Song by Mika

from the album The Origin of Love
- Released: 2012
- Recorded: 2012
- Length: 3:18
- Songwriters: Mika; Wayne Hector; Alessandro Benassi; Marco "Benny" Benassi;
- Producers: Benny Benassi; Greg Wells;

= Stardust (Mika song) =

2012 song by Mika

"Stardust" is a solo song by Mika in English that first appeared in his 2012 album The Origin of Love. It was produced by Benny Benassi and Greg Wells.

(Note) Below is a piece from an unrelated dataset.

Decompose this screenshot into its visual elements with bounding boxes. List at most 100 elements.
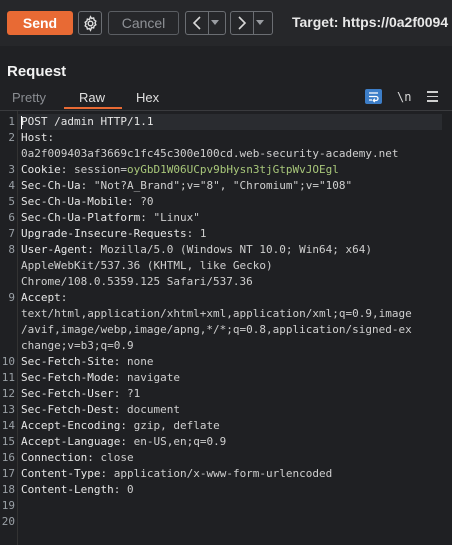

The Deluxe Edition Bonus Disc of the album contained a bonus mix version titled "Stardust (Benny Benassi Mix)". It was produced by Benny Benassi, Alessandro "Alle" Benassi and Nick Littlemore. The Italian Deluxe Edition Bonus Disc for the album included yet a third track "Stardust (Italian version)".

==Italian version featuring Chiara==
A second bilingual version of the song in English and Italian featuring Italian singer Chiara (full name Chiara Galiazzo) was a huge success in Italy. Chiara was the eventual winner in the sixth season of the Italian talent show X Factor. Mika and Chiara performed it live during the Final 4 stage emission of the Italian The X Factor on 7 December 2012.

The song became a number one single in the country for him for five non-consecutive weeks in November and December 2013. It was certified 4 times platinum in Italy.

The song credited to Mika e Chiara was included in Songbook Vol. 1 (full title Songbook Vol. 1 - I più grandi successi) Mika's first greatest hits compilation released in Italy. The version of "Stardust" and "Live Your Life" are exclusive to this release. The album was released on 18 November 2013 in Italy, following Mika's appointment as a judge for season 7 of the Italian version of The X Factor.

==Chart positions==

Weekly charts
| Chart (2013–14) | Peak |
|---|---|
| Italy (FIMI) | 1 |

2013 annual chart rankings
| Chart (2013) | Rank |
|---|---|
| Italy (FIMI) | 17 |

2014 annual chart rankings
| Chart (2014) | Rank |
|---|---|
| Italy (FIMI) | 39 |

===Certifications===

Certifications and sales for "Stardust"
| Region | Certification | Certified units/sales |
| Italy (FIMI) | 4× Platinum | 120,000^{*} |
^{*} Sales figures based on certification alone.